“Unless someone like you cares a whole awful lot,
nothing is going to get better. It’s not.”
― Dr. Seuss, The Lorax
Less than fifty years ago on April 22, 1970, the modern day environmental movement was born and the first Earth Day was celebrated. Rachel Carson, scientist and writer, is credited with raising environmental awareness with the publication of her book, Silent Spring, in 1962. That publication, the political climate of the time, and a series of human-caused environmental disasters led twenty million people to come together and rally for the protection of the environment. On April 22, 2017 it is estimated that over 200 million people worldwide will follow suit and celebrate Earth Day.
So, what to do on Earth Day? I say celebrate! Celebrate this beautiful planet by heading outside, being in nature, and reminding yourself of what you’re rallying for. If you enjoy the natural environment, you could celebrate by taking a hike on one of Bloomington’s many trails, through Indiana’s state parks (I personally recommend Turkey Run), or around the IU campus. You could think of attending a march, planting some flowers in your garden to attract butterflies, or seeing what your community has planned for the day. As John Muir said: “Keep close to Nature’s heart… and break clear away, once in awhile, and climb a mountain or spend a week in the woods. Wash your spirit clean.”
But what about on April 23rd? What happens after Earth Day is over? Let’s get real, it can be annoying to bring your own bags to the grocery store. It can be a minor nuisance to cut the plastic rings from soft drink packaging, or to remember to turn off the water while brushing our teeth. But, if we actually enjoy the clean air we breathe, spotting wild animals while hiking, having clean water when swimming, and eating delicious food grown in healthy soil, then those small sacrifices may not seem to be such an annoyance.
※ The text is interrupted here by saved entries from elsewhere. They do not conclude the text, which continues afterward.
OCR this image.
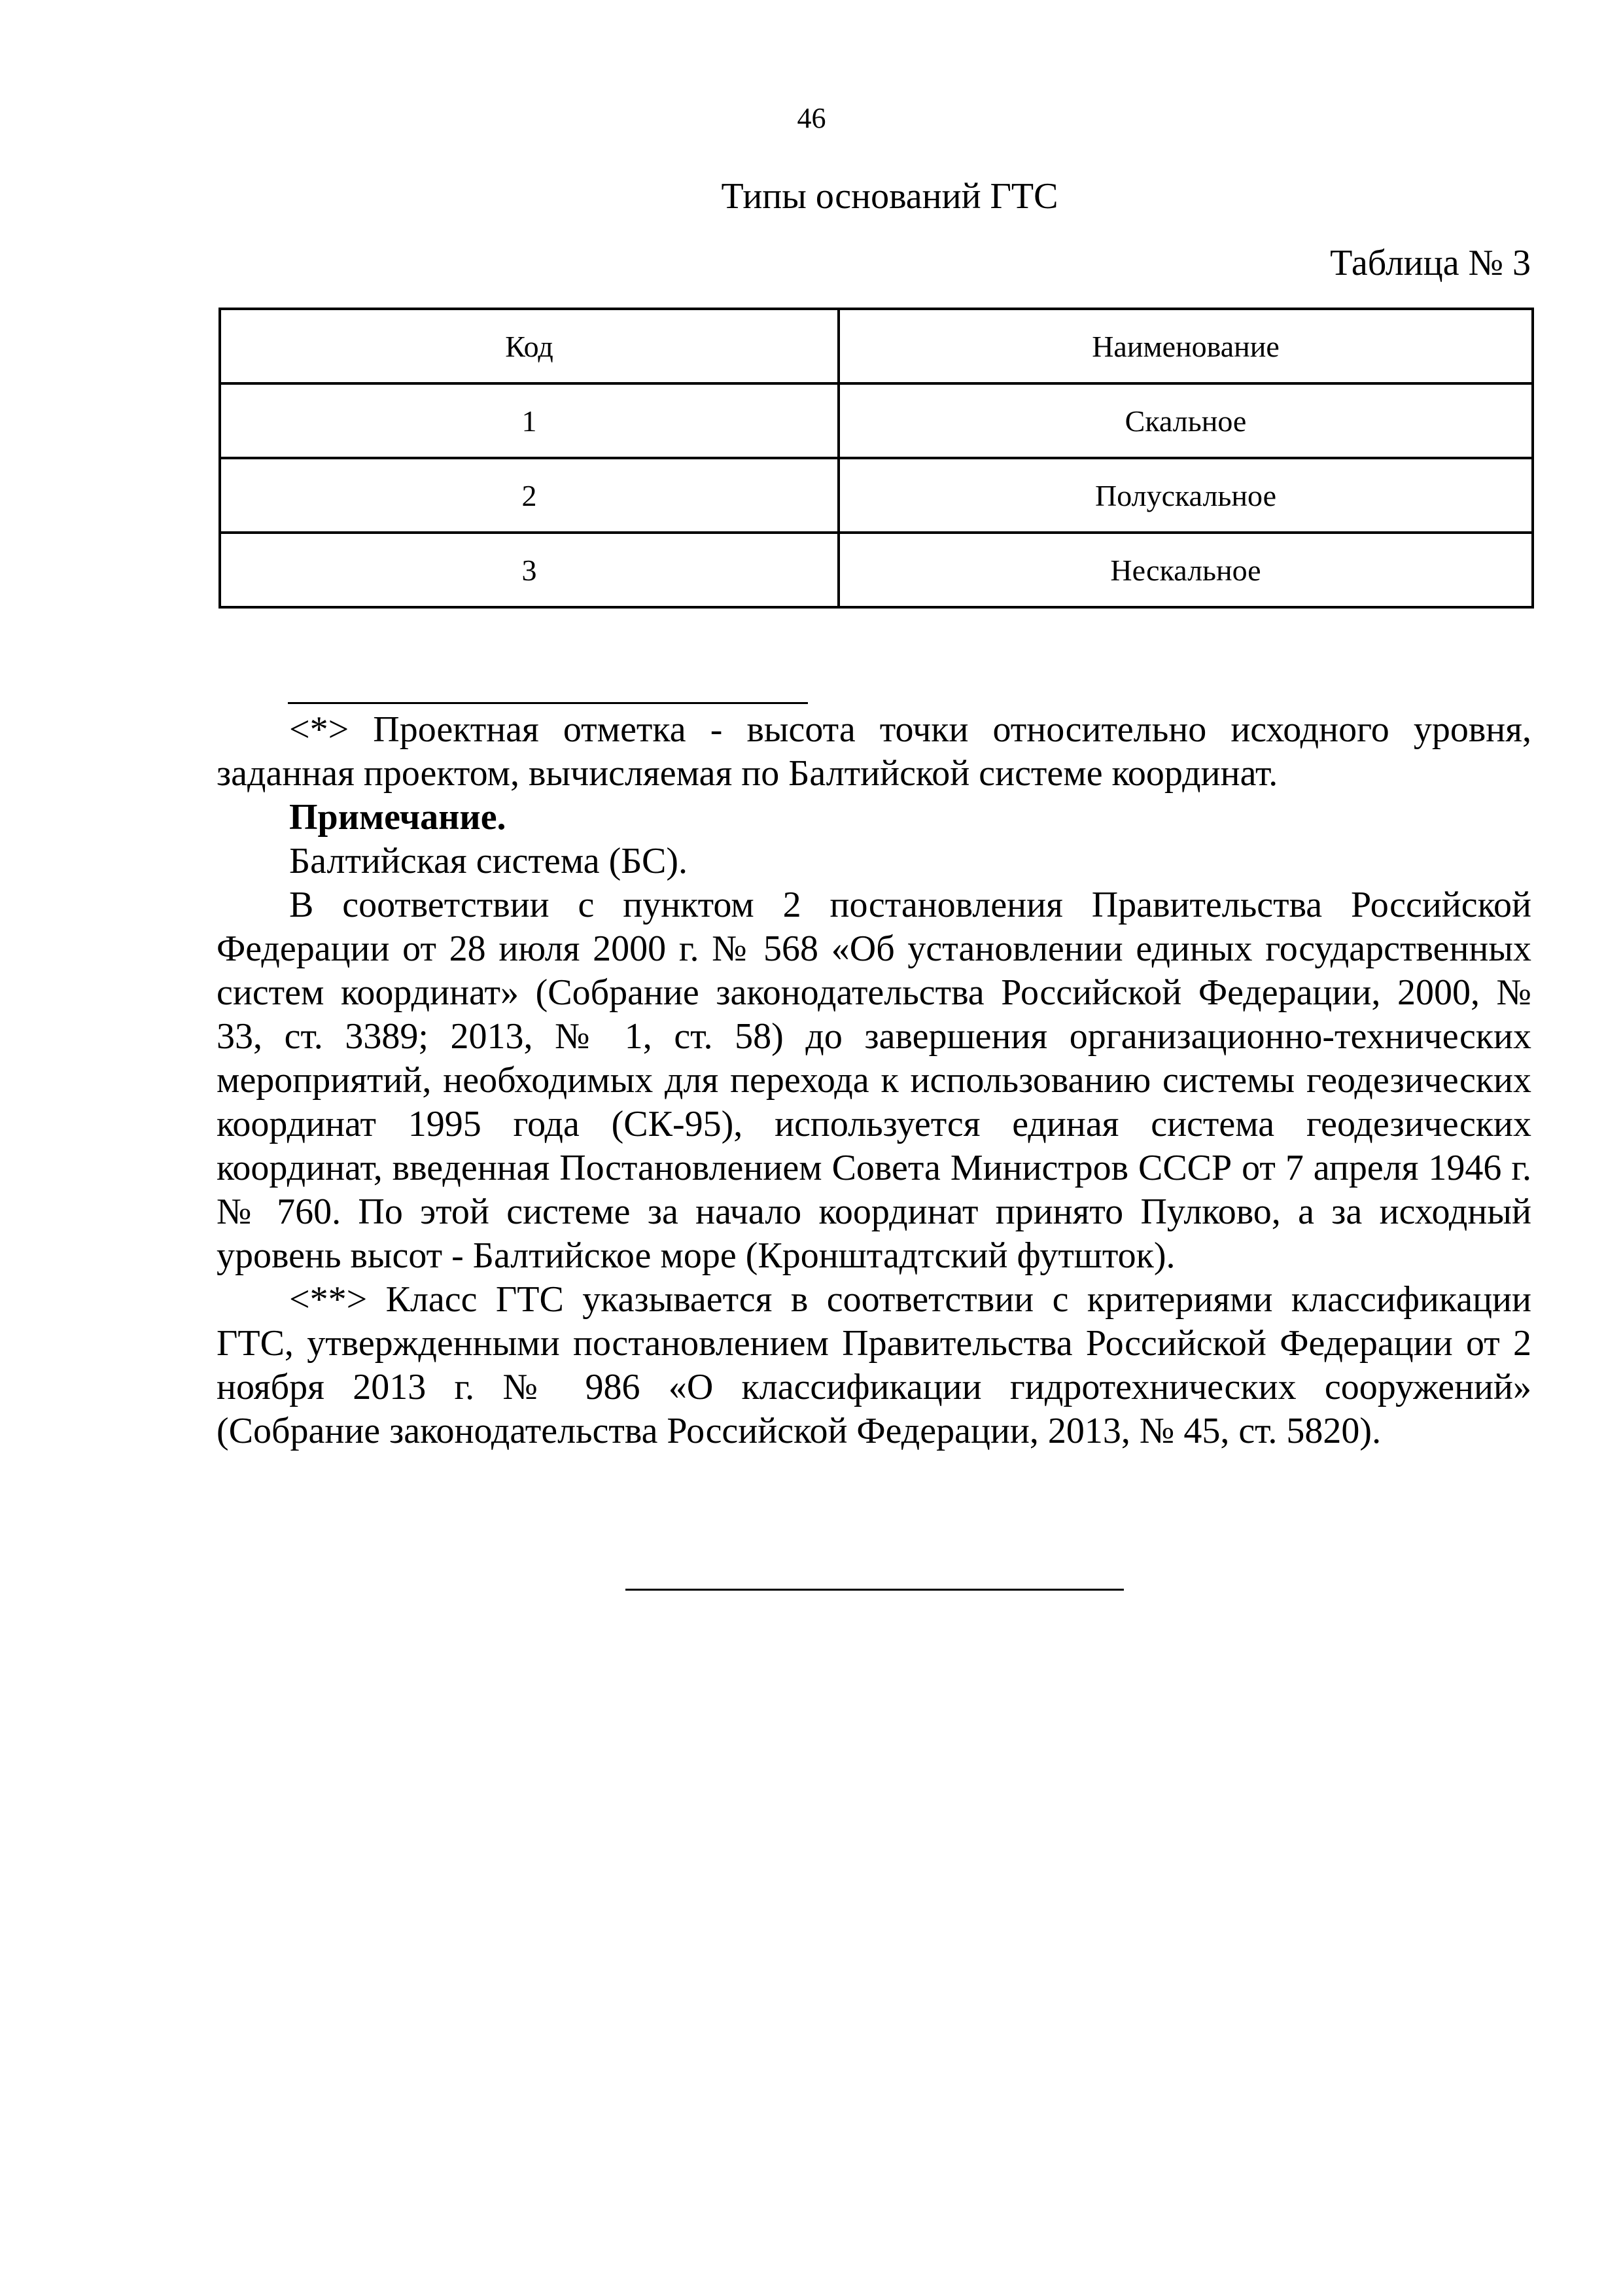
46
Типы оснований ГТС
Таблица № 3
Код	Наименование
1	Скальное
2	Полускальное
3	Нескальное

<*> Проектная отметка - высота точки относительно исходного уровня, заданная проектом, вычисляемая по Балтийской системе координат.

Примечание.

Балтийская система (БС).

В соответствии с пунктом 2 постановления Правительства Российской Федерации от 28 июля 2000 г. № 568 «Об установлении единых государственных систем координат» (Собрание законодательства Российской Федерации, 2000, № 33, ст. 3389; 2013, № 1, ст. 58) до завершения организационно-технических мероприятий, необходимых для перехода к использованию системы геодезических координат 1995 года (СК-95), используется единая система геодезических координат, введенная Постановлением Совета Министров СССР от 7 апреля 1946 г. № 760. По этой системе за начало координат принято Пулково, а за исходный уровень высот - Балтийское море (Кронштадтский футшток).

<**> Класс ГТС указывается в соответствии с критериями классификации ГТС, утвержденными постановлением Правительства Российской Федерации от 2 ноября 2013 г. № 986 «О классификации гидротехнических сооружений» (Собрание законодательства Российской Федерации, 2013, № 45, ст. 5820).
You can celebrate Earth Day every day with a personal commitment to making at least one small change in the near future. Find out what your university (IU Bloomington) or business can do to be greener; use public transport a bit more, produce less waste, buy a reusable water bottle, and/or keep abreast of current legislation so that you can call your representatives and make your voice heard. The March for Science on Earth Day and the similarly-minded Climate March, to be held on April 29th, show that people are re-evaluating the close connection we have to the health of our environment, that every aspect of our lives is inherently tied to our Mother Earth, and that our well-being depends on hers. It is so easy to feel defeated when we hear that regulations–which are intended to protect our water and air–are circumvented, or that the loss of our planet’s biodiversity is being utilized for profit. Well, I say look to all the people mobilizing and gathering to say enough is enough. Look to all the events on Earth Day, the increase of environmental awareness, and how far the renewable energy industry has come. There is hope yet for our pale blue dot.
Ever since the first Earth Day, there have been many challenges for the environmental movement, but that should not stop a single person from doing their part. Just think of all that we have accomplished in terms of pesticides, clean water, plastic bag bans, and clean air. Yes, this movement has waxed and waned a few times since 1970, but still, we move forward.
Earth Day started out much smaller than the global movement we all know today–and that alone is something to celebrate. So on this Earth Day, in a tumultuous year for our environment, go on a hike, walk your dog, sit outside on your porch, enjoy local foods or food from your garden, watch Planet Earth, or attend a march. Remind yourself just how amazing this planet is. Then, keep working in your own small way to keep it that way. “You cannot get through a single day without having an impact on the world around you. What you do makes a difference, and you have to decide what kind of difference you want to make” — Jane Goodall.